Sergio Garcia Looking To End Two-Year PGA Tour Victory Drought.

……….. Fatiha Betscher, Pacific Palisades, CA

Sergio Garcia tees-up in this week’s Northern Trust Open looking to end a two-year PGA Tour winless drought.

Garcia’s last victory was a year ago in banking the Commercial Bank Qatar Masters in Doha.

However he makes his 2015 year debut on the PGA Tour at this week’s Northern Trust Open in suburban Los Angeles not having tasted a PGA Tour win since capturing the 2012 Wyndham Championship and the very week after Rory McIlroy had lifted the Rodman Wanamaker Trophy.

However did almost everything last year except winning competing in 16 events and enjoying 10 top-10s that included three seconds and a pair of thirds.

Garcia, now aged 35 and ranked No. 7 in the world, kick-started the Tour’s 2014/15 wraparound schedule with a second place finish in last November’s CIMB Classic in Malaysia before he recent defence in Doha, where he finished T46th, and then heading to Dubai where he missed the cut in the Dubai Desert Classic.

Sergio Garcia's last victory was at the 2014 Commercial Bank Qatar Masters.  (Photo - Eoin Clarke/www.golffille.ie)

Sergio Garcia’s last victory was at the 2014 Commercial Bank Qatar Masters. (Photo – Eoin Clarke/www.golffille.ie)

“I’m excited about it, and we’ll see what we are able to do,” said Garcia.  “I’m probably not feeling at my best level at the moment. … The last couple of weeks, practice was OK but not amazing.

“Hopefully I can get some confidence as the tournaments go on and start to find my groove and my game.”

Garcia is no stranger to Riveira and this week being his ninth Northern Trust Open start and having previously enjoyed a best finish of T4th along with other top-10.

“I really love the golf course,” Garcia said. “…Even when it plays soft, but when it plays firm, it’s the kind of golf course that is asking you to hit the proper shots.”

Garcia, who expects to return to the United States for the Shell Houston Open and the Masters, hopes he has those shots this week.
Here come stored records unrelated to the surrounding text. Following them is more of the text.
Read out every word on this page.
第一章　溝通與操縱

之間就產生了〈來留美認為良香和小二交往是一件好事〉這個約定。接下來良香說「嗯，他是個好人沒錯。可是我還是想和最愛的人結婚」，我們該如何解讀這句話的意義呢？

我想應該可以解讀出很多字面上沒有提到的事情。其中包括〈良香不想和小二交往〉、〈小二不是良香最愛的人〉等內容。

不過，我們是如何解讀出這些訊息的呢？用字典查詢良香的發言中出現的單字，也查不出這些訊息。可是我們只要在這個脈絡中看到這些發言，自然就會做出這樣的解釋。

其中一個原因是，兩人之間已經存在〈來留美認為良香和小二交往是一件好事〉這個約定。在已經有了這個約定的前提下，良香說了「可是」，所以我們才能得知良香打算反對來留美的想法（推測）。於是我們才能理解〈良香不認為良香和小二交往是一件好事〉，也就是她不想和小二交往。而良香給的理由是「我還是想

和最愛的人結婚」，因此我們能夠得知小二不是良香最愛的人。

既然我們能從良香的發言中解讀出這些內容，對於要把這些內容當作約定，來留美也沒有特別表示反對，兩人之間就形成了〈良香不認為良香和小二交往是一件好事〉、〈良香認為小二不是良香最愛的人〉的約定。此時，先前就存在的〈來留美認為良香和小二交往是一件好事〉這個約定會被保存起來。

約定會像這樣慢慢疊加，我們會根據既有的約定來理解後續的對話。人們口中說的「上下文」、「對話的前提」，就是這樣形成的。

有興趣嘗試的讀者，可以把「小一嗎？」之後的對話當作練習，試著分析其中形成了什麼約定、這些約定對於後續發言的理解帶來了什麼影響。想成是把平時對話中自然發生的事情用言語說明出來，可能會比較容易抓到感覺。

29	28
He can’t pinpoint any one part of his game that is holding him back but it’s not quite all there.

“I guess comparing it to last year where I had such a nice consistent year where every part of my game felt really, really good; I guess a little bit of everything,” he said. “I think that my long game, it’s been OK, but not to the standard that I usually have it. Short game, it’s been a little bit shakier than it has been in the past three or four years.

“I guess it’s just a matter of kind of building up a little bit of confidence and kind of getting into the rhythm and start doing good things.”

Garcia has won eight times on the PGA Tour, 10 wins on the European Tour and another seven worldwide.

With Tiger Woods on a self-imposed and indefinite leave after nursing injuries for the better part of the last two years and Phil Mickelson’s game hardly up to par, Garcia now finds himself battling an extremely talented crop of twentysomethings for supremacy in the game. He still has goals, lots of them, but he’s also gained perspective on his position in the game.

“We could sit here and talk about things that could have gone better and obviously things that could have gone worse,” Garcia said.  “But I think at the end of the day, it’s … just trying to help your game, the game of golf, be a better game for everybody else.

“That means not only playing well and winning things and achieving things, but also trying to bring the game nicely to kids or to people that maybe don’t have the same capabilities that we do to play it, and make the game better at the end of the day.

“Then on a personal side, I want to try to achieve as many things as possible. Some of them I’m sure I’ll be able to and some I probably won’t. But at the end of the day, I think if I give it everything I have, … I can’t really ask myself for anything else.”